Video is coded in 32×40 tiles with one of several coding modes: read full tile, update marked pixels in the tile, update 2×2 blocks in the tile, or update 4×4 blocks in the tile. That data is further compressed with slightly modified LZSS. Additionally frames carry audio data and some additional commands such as fading or setting frame duration. By default player operates on 70 or 75Hz clock and each frame is displayed for several ticks (usually 5-8). So a special command in the frame data tells player to display each frame for N ticks until further notice.

And now it is time for a rant. There is an issue uncovered by decoding these files. Both files are long (finale is over 11 minutes at 18.75 fps) and have lots of palette changes (because of both scene changes and fading)—and those two things helped uncover a problem with FFmpeg. Its AVI demuxer is the problem: it scans index, finds palette change chunks (which I explicitly mark with AVIIF_NO_TIME flag), adds them to the video stream statistics (despite the flag), concludes that video stream has significantly more frames than audio stream and switches to non-interleaved mode; in that mode it disregards actual index contents and treats palette change chunks as video data.
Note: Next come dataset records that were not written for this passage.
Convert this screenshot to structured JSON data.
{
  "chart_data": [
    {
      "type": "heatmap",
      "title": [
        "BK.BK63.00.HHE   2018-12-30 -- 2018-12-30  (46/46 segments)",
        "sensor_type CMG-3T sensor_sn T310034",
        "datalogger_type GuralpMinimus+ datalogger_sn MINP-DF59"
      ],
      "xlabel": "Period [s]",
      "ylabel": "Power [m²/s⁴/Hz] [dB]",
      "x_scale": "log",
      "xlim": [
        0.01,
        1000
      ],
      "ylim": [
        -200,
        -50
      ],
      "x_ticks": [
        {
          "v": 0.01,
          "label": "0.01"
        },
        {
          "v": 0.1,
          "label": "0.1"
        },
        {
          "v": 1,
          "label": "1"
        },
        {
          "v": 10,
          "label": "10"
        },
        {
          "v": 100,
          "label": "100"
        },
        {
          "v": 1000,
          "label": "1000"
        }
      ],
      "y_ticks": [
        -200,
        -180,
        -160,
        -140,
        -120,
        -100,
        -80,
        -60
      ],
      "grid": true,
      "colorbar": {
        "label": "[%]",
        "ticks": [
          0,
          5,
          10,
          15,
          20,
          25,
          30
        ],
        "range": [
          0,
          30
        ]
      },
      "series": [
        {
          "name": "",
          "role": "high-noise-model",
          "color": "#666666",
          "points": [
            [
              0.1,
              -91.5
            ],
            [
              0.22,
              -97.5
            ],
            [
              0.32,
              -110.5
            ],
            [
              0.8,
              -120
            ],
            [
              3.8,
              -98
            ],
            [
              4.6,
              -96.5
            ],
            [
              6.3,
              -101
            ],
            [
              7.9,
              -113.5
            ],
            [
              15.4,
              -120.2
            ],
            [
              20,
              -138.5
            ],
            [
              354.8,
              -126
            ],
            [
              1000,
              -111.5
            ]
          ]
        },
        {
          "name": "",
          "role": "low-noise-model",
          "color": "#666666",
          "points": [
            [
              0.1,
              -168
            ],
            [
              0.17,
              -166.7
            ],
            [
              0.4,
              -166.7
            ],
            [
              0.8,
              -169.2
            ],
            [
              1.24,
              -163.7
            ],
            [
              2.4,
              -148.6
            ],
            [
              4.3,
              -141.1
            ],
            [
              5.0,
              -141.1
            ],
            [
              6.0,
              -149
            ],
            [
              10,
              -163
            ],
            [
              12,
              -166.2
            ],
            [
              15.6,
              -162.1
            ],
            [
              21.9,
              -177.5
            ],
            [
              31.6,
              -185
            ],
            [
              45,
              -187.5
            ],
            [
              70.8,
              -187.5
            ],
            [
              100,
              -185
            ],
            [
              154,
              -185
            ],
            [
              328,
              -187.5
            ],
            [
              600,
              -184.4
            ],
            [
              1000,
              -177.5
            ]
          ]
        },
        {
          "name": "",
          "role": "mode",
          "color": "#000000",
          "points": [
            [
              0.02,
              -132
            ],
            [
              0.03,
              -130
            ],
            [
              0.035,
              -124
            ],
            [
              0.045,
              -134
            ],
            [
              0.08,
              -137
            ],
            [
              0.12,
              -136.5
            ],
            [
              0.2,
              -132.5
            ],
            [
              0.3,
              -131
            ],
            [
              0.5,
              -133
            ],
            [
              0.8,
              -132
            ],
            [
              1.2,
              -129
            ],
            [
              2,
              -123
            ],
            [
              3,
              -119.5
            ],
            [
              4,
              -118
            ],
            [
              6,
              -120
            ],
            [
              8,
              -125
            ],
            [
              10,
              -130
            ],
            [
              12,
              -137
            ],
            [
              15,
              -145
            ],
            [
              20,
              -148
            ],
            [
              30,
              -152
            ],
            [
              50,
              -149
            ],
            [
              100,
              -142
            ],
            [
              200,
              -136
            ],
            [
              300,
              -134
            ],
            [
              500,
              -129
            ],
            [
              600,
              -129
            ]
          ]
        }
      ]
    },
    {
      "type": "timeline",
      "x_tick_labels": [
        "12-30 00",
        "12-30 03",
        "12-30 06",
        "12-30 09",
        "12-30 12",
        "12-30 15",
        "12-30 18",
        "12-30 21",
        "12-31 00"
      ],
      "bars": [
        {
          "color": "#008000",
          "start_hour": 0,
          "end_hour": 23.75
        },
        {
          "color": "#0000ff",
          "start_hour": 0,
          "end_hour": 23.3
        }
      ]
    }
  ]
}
Personally I don’t care because I have my own set of tools for decoding, transcoding or playing videos that does not have this problem, but considering that virtually every other piece of software uses libavformat for handling input data, that may pose a problem for everybody else (I can afford to not care but somebody else would have to change perfectly valid output just to work around third-party bug). This is a fun case demonstrating that monopoly is evil, even if it’s a monopoly of open-source software.

P.S. Probably it’s a good occasion to remind that librempeg exists and probably both it and you can benefit from your attention to it.